Dresden/Schleife. Der Abbau von Kupfer an der sächsisch-brandenburgischen Grenze zwischen Spremberg und Schleife ist nach den bisherigen Planungen nur teilweise möglich. Die beabsichtigte Verwahrung von Mineralstoffen im Spreetaler See sei aus raumplanerischer Sicht nicht umzusetzen, teilte die Landesdirektion Sachsen am Donnerstag in Dresden mit.

Im Ergebnis der Abwägung aller Belange könne die Raumverträglichkeit nicht bestätigt werden, hieß es. Der Spreetaler See wird derzeit noch geflutet. Er entsteht im ehemaligen Tagebau Spreetal-Nordost und soll als künftiges Motorwassersportzentrum im Lausitzer Seenland entwickelt werden.

Eher positiv hingegen wertet die oberste sächsische Planungsbehörde den beabsichtigten Transport der Reststoffe, der über diverse Rohrleitungstrassen erfolgen soll. Nur unter Auflagen möglich ist nach Prüfung der Planer die beabsichtigte Lagerung von Produktionsrückständen im Tagebau Nochten beziehungsweise dem späteren Tagesbaurestsee. Die Verwahrung dort müsse "so erfolgen, dass keine negativen Folgen für das Oberflächen- und das Grundwasser eintreten". Darüber hinaus seien "effektive Maßnahmen gegen Bodensenkungen und Bodenrisse zu planen und umzusetzen".

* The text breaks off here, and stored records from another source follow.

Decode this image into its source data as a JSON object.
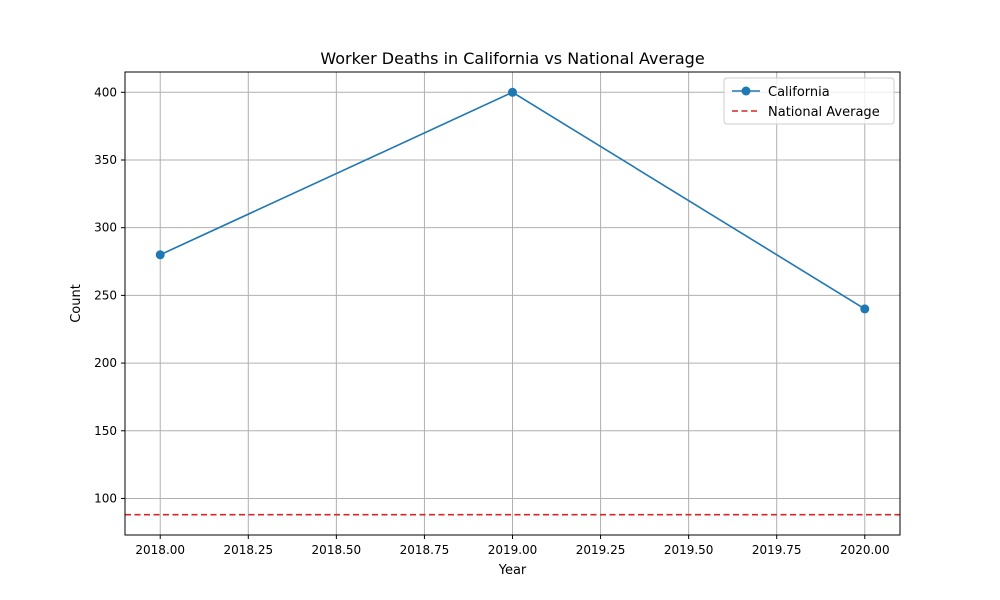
{
  "chart_data": {
    "type": "line",
    "title": "Worker Deaths in California vs National Average",
    "xlabel": "Year",
    "ylabel": "Count",
    "xlim": [
      2017.9,
      2020.1
    ],
    "ylim": [
      73,
      415
    ],
    "x_ticks": [
      2018.0,
      2018.25,
      2018.5,
      2018.75,
      2019.0,
      2019.25,
      2019.5,
      2019.75,
      2020.0
    ],
    "x_tick_labels": [
      "2018.00",
      "2018.25",
      "2018.50",
      "2018.75",
      "2019.00",
      "2019.25",
      "2019.50",
      "2019.75",
      "2020.00"
    ],
    "y_ticks": [
      100,
      150,
      200,
      250,
      300,
      350,
      400
    ],
    "y_tick_labels": [
      "100",
      "150",
      "200",
      "250",
      "300",
      "350",
      "400"
    ],
    "grid": true,
    "legend_position": "top-right",
    "series": [
      {
        "name": "California",
        "x": [
          2018,
          2019,
          2020
        ],
        "values": [
          280,
          400,
          240
        ],
        "color": "#1f77b4",
        "style": "solid",
        "marker": "circle"
      }
    ],
    "reference_lines": [
      {
        "name": "National Average",
        "y": 88,
        "color": "#d62728",
        "style": "dashed"
      }
    ],
    "grid_color": "#b0b0b0"
  }
}
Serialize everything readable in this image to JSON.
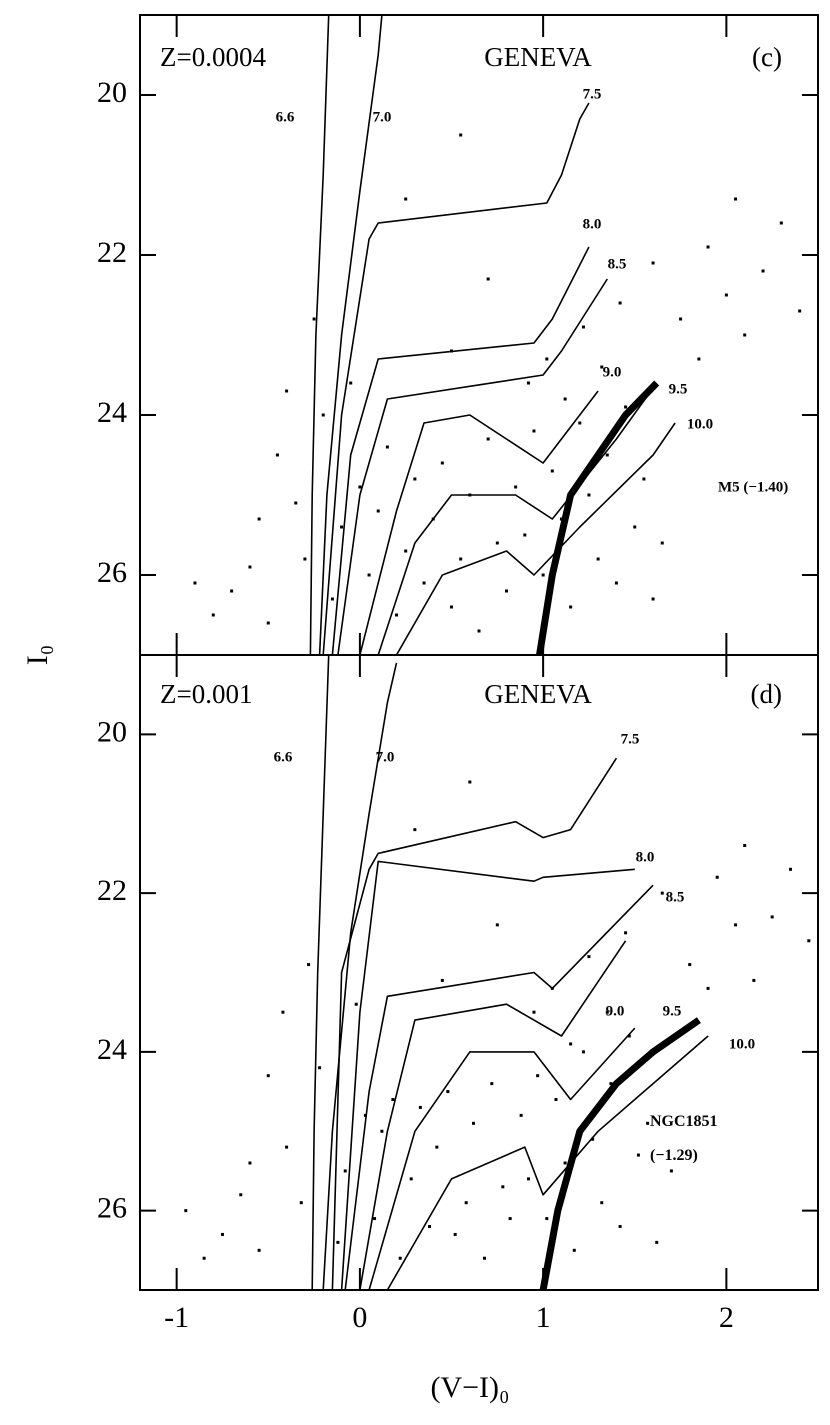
{
  "chart_data": [
    {
      "type": "scatter",
      "ylabel": "I₀",
      "annotations": [
        "Z=0.0004",
        "GENEVA",
        "(c)"
      ],
      "xlim": [
        -1.2,
        2.5
      ],
      "xticks": [
        -1,
        0,
        1,
        2
      ],
      "xtick_labels": false,
      "ylim": [
        27,
        19
      ],
      "yticks": [
        20,
        22,
        24,
        26
      ],
      "series": [
        {
          "name": "6.6",
          "type": "line",
          "color": "#000000",
          "x": [
            -0.27,
            -0.26,
            -0.24,
            -0.2,
            -0.17
          ],
          "y": [
            27,
            25,
            23,
            21,
            19
          ]
        },
        {
          "name": "7.0",
          "type": "line",
          "color": "#000000",
          "x": [
            -0.22,
            -0.18,
            -0.1,
            0.0,
            0.1,
            0.12
          ],
          "y": [
            27,
            25,
            23,
            21.2,
            19.5,
            19.0
          ]
        },
        {
          "name": "7.5",
          "type": "line",
          "color": "#000000",
          "x": [
            -0.2,
            -0.1,
            0.05,
            0.1,
            1.02,
            1.1,
            1.2,
            1.25
          ],
          "y": [
            27,
            24,
            21.8,
            21.6,
            21.35,
            21.0,
            20.3,
            20.1
          ]
        },
        {
          "name": "8.0",
          "type": "line",
          "color": "#000000",
          "x": [
            -0.15,
            -0.05,
            0.1,
            0.95,
            1.05,
            1.25
          ],
          "y": [
            27,
            24.5,
            23.3,
            23.1,
            22.8,
            21.9
          ]
        },
        {
          "name": "8.5",
          "type": "line",
          "color": "#000000",
          "x": [
            -0.12,
            0.0,
            0.15,
            1.0,
            1.1,
            1.35
          ],
          "y": [
            27,
            25,
            23.8,
            23.5,
            23.2,
            22.3
          ]
        },
        {
          "name": "9.0",
          "type": "line",
          "color": "#000000",
          "x": [
            0.0,
            0.2,
            0.35,
            0.6,
            1.0,
            1.3
          ],
          "y": [
            27,
            25.2,
            24.1,
            24.0,
            24.6,
            23.7
          ]
        },
        {
          "name": "9.5",
          "type": "line",
          "color": "#000000",
          "x": [
            0.1,
            0.3,
            0.5,
            0.85,
            1.05,
            1.4,
            1.62
          ],
          "y": [
            27,
            25.6,
            25.0,
            25.0,
            25.3,
            24.3,
            23.6
          ]
        },
        {
          "name": "10.0",
          "type": "line",
          "color": "#000000",
          "x": [
            0.2,
            0.45,
            0.8,
            0.95,
            1.2,
            1.6,
            1.72
          ],
          "y": [
            27,
            26.0,
            25.7,
            26.0,
            25.4,
            24.5,
            24.1
          ]
        },
        {
          "name": "M5 (−1.40)",
          "type": "fiducial",
          "color": "#000000",
          "x": [
            0.98,
            1.05,
            1.15,
            1.3,
            1.45,
            1.62
          ],
          "y": [
            27,
            26,
            25,
            24.5,
            24.0,
            23.6
          ]
        },
        {
          "name": "stars",
          "type": "points",
          "color": "#000000",
          "x": [
            -0.45,
            -0.35,
            -0.3,
            -0.2,
            -0.15,
            -0.1,
            -0.05,
            0.0,
            0.05,
            0.1,
            0.15,
            0.2,
            0.25,
            0.3,
            -0.6,
            -0.7,
            -0.5,
            -0.4,
            -0.25,
            -0.55,
            -0.9,
            -0.8,
            0.35,
            0.4,
            0.45,
            0.5,
            0.55,
            0.6,
            0.65,
            0.7,
            0.75,
            0.8,
            0.85,
            0.9,
            0.95,
            1.0,
            1.05,
            1.1,
            1.15,
            1.2,
            1.25,
            1.3,
            1.35,
            1.4,
            1.45,
            1.5,
            1.55,
            1.6,
            1.65,
            0.92,
            1.02,
            1.12,
            1.22,
            1.32,
            1.42,
            1.6,
            1.75,
            1.9,
            2.0,
            2.1,
            2.2,
            2.3,
            2.4,
            1.85,
            2.05,
            0.55,
            0.25,
            0.7,
            0.5
          ],
          "y": [
            24.5,
            25.1,
            25.8,
            24.0,
            26.3,
            25.4,
            23.6,
            24.9,
            26.0,
            25.2,
            24.4,
            26.5,
            25.7,
            24.8,
            25.9,
            26.2,
            26.6,
            23.7,
            22.8,
            25.3,
            26.1,
            26.5,
            26.1,
            25.3,
            24.6,
            26.4,
            25.8,
            25.0,
            26.7,
            24.3,
            25.6,
            26.2,
            24.9,
            25.5,
            24.2,
            26.0,
            24.7,
            25.3,
            26.4,
            24.1,
            25.0,
            25.8,
            24.5,
            26.1,
            23.9,
            25.4,
            24.8,
            26.3,
            25.6,
            23.6,
            23.3,
            23.8,
            22.9,
            23.4,
            22.6,
            22.1,
            22.8,
            21.9,
            22.5,
            23.0,
            22.2,
            21.6,
            22.7,
            23.3,
            21.3,
            20.5,
            21.3,
            22.3,
            23.2
          ]
        }
      ]
    },
    {
      "type": "scatter",
      "xlabel": "(V−I)₀",
      "annotations": [
        "Z=0.001",
        "GENEVA",
        "(d)"
      ],
      "xlim": [
        -1.2,
        2.5
      ],
      "xticks": [
        -1,
        0,
        1,
        2
      ],
      "xtick_labels": true,
      "ylim": [
        27,
        19
      ],
      "yticks": [
        20,
        22,
        24,
        26
      ],
      "series": [
        {
          "name": "6.6",
          "type": "line",
          "color": "#000000",
          "x": [
            -0.26,
            -0.25,
            -0.23,
            -0.2,
            -0.17
          ],
          "y": [
            27,
            25,
            23,
            21,
            19
          ]
        },
        {
          "name": "7.0",
          "type": "line",
          "color": "#000000",
          "x": [
            -0.2,
            -0.15,
            -0.05,
            0.05,
            0.15,
            0.2
          ],
          "y": [
            27,
            25,
            22.5,
            21.0,
            19.6,
            19.1
          ]
        },
        {
          "name": "7.5",
          "type": "line",
          "color": "#000000",
          "x": [
            -0.15,
            -0.1,
            0.05,
            0.1,
            0.85,
            1.0,
            1.15,
            1.4
          ],
          "y": [
            27,
            23,
            21.7,
            21.5,
            21.1,
            21.3,
            21.2,
            20.3
          ]
        },
        {
          "name": "8.0",
          "type": "line",
          "color": "#000000",
          "x": [
            -0.1,
            0.0,
            0.1,
            0.95,
            1.0,
            1.5
          ],
          "y": [
            27,
            23.5,
            21.6,
            21.85,
            21.8,
            21.7
          ]
        },
        {
          "name": "8.5",
          "type": "line",
          "color": "#000000",
          "x": [
            -0.08,
            0.05,
            0.15,
            0.95,
            1.05,
            1.6
          ],
          "y": [
            27,
            24.5,
            23.3,
            23.0,
            23.2,
            21.9
          ]
        },
        {
          "name": "9.0",
          "type": "line",
          "color": "#000000",
          "x": [
            0.0,
            0.15,
            0.3,
            0.8,
            1.1,
            1.45
          ],
          "y": [
            27,
            25.0,
            23.6,
            23.4,
            23.8,
            22.6
          ]
        },
        {
          "name": "9.5",
          "type": "line",
          "color": "#000000",
          "x": [
            0.05,
            0.3,
            0.6,
            0.95,
            1.15,
            1.5
          ],
          "y": [
            27,
            25.0,
            24.0,
            24.0,
            24.6,
            23.7
          ]
        },
        {
          "name": "10.0",
          "type": "line",
          "color": "#000000",
          "x": [
            0.15,
            0.5,
            0.9,
            1.0,
            1.3,
            1.9
          ],
          "y": [
            27,
            25.6,
            25.2,
            25.8,
            25.0,
            23.8
          ]
        },
        {
          "name": "NGC1851 (−1.29)",
          "type": "fiducial",
          "color": "#000000",
          "x": [
            1.0,
            1.08,
            1.2,
            1.4,
            1.6,
            1.85
          ],
          "y": [
            27,
            26,
            25,
            24.4,
            24.0,
            23.6
          ]
        },
        {
          "name": "stars",
          "type": "points",
          "color": "#000000",
          "x": [
            -0.5,
            -0.4,
            -0.32,
            -0.22,
            -0.12,
            -0.08,
            -0.02,
            0.03,
            0.08,
            0.12,
            0.18,
            0.22,
            0.28,
            0.33,
            -0.65,
            -0.75,
            -0.55,
            -0.42,
            -0.28,
            -0.6,
            -0.95,
            -0.85,
            0.38,
            0.42,
            0.48,
            0.52,
            0.58,
            0.62,
            0.68,
            0.72,
            0.78,
            0.82,
            0.88,
            0.92,
            0.97,
            1.02,
            1.07,
            1.12,
            1.17,
            1.22,
            1.27,
            1.32,
            1.37,
            1.42,
            1.47,
            1.52,
            1.57,
            1.62,
            1.7,
            0.95,
            1.05,
            1.15,
            1.25,
            1.35,
            1.45,
            1.65,
            1.8,
            1.95,
            2.05,
            2.15,
            2.25,
            2.35,
            2.45,
            1.9,
            2.1,
            0.6,
            0.3,
            0.75,
            0.45
          ],
          "y": [
            24.3,
            25.2,
            25.9,
            24.2,
            26.4,
            25.5,
            23.4,
            24.8,
            26.1,
            25.0,
            24.6,
            26.6,
            25.6,
            24.7,
            25.8,
            26.3,
            26.5,
            23.5,
            22.9,
            25.4,
            26.0,
            26.6,
            26.2,
            25.2,
            24.5,
            26.3,
            25.9,
            24.9,
            26.6,
            24.4,
            25.7,
            26.1,
            24.8,
            25.6,
            24.3,
            26.1,
            24.6,
            25.4,
            26.5,
            24.0,
            25.1,
            25.9,
            24.4,
            26.2,
            23.8,
            25.3,
            24.9,
            26.4,
            25.5,
            23.5,
            23.2,
            23.9,
            22.8,
            23.5,
            22.5,
            22.0,
            22.9,
            21.8,
            22.4,
            23.1,
            22.3,
            21.7,
            22.6,
            23.2,
            21.4,
            20.6,
            21.2,
            22.4,
            23.1
          ]
        }
      ]
    }
  ]
}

Die Gemeinde Schleife hatte sich im November 2023 gegen diese Pläne ausgesprochen. Bereits im September hatte die oberste Brandenburger Planungsbehörde ihr Veto gegen das Vorhaben eingelegt. Die Kupferschiefer Lausitz GmbH (KSL) will im Jahr 2035 das erste Kupfererz aus dem Lausitzer Boden holen. Sie hat dafür 1.000 Jobs in dem Bergwerk in Aussicht gestellt.

Keine grundsätzliche Genehmigung

Im August 2023 hatte die KSL ihre 250 Seiten umfassenden Pläne bei der Landesdirektion zur Bewertung der Raumverträglichkeit eingereicht. Dieses Verfahren ist nun abgeschlossen worden. Für die bei Erzverarbeitung anfallende Rückstände hat die KSL vier Standorte im Blick, davon zwei in Sachsen: eben den Spreetaler See und den Tagebau Nochten.

Die Behörde betont, dass das jetzige Ergebnis "keine Beurteilung der grundsätzlichen Genehmigungsfähigkeit eines Abbaus der Kupferschieferlagerstätte Spremberg-Graustein" darstelle. Die inzwischen erfolgte Prüfung beziehe sich allein auf die raumordnerischen Auswirkungen. Dabei seien 55 Stellungnahmen berücksichtigt worden, 25 von Bürgern und 30 von Trägern öffentlicher Belange.

Raumordnungsverfahren sind dem eigentlichen Genehmigungsverfahren vorgeschaltet. Ihre Ergebnisse sind Grundlage für die weitere Planung von Vorhaben.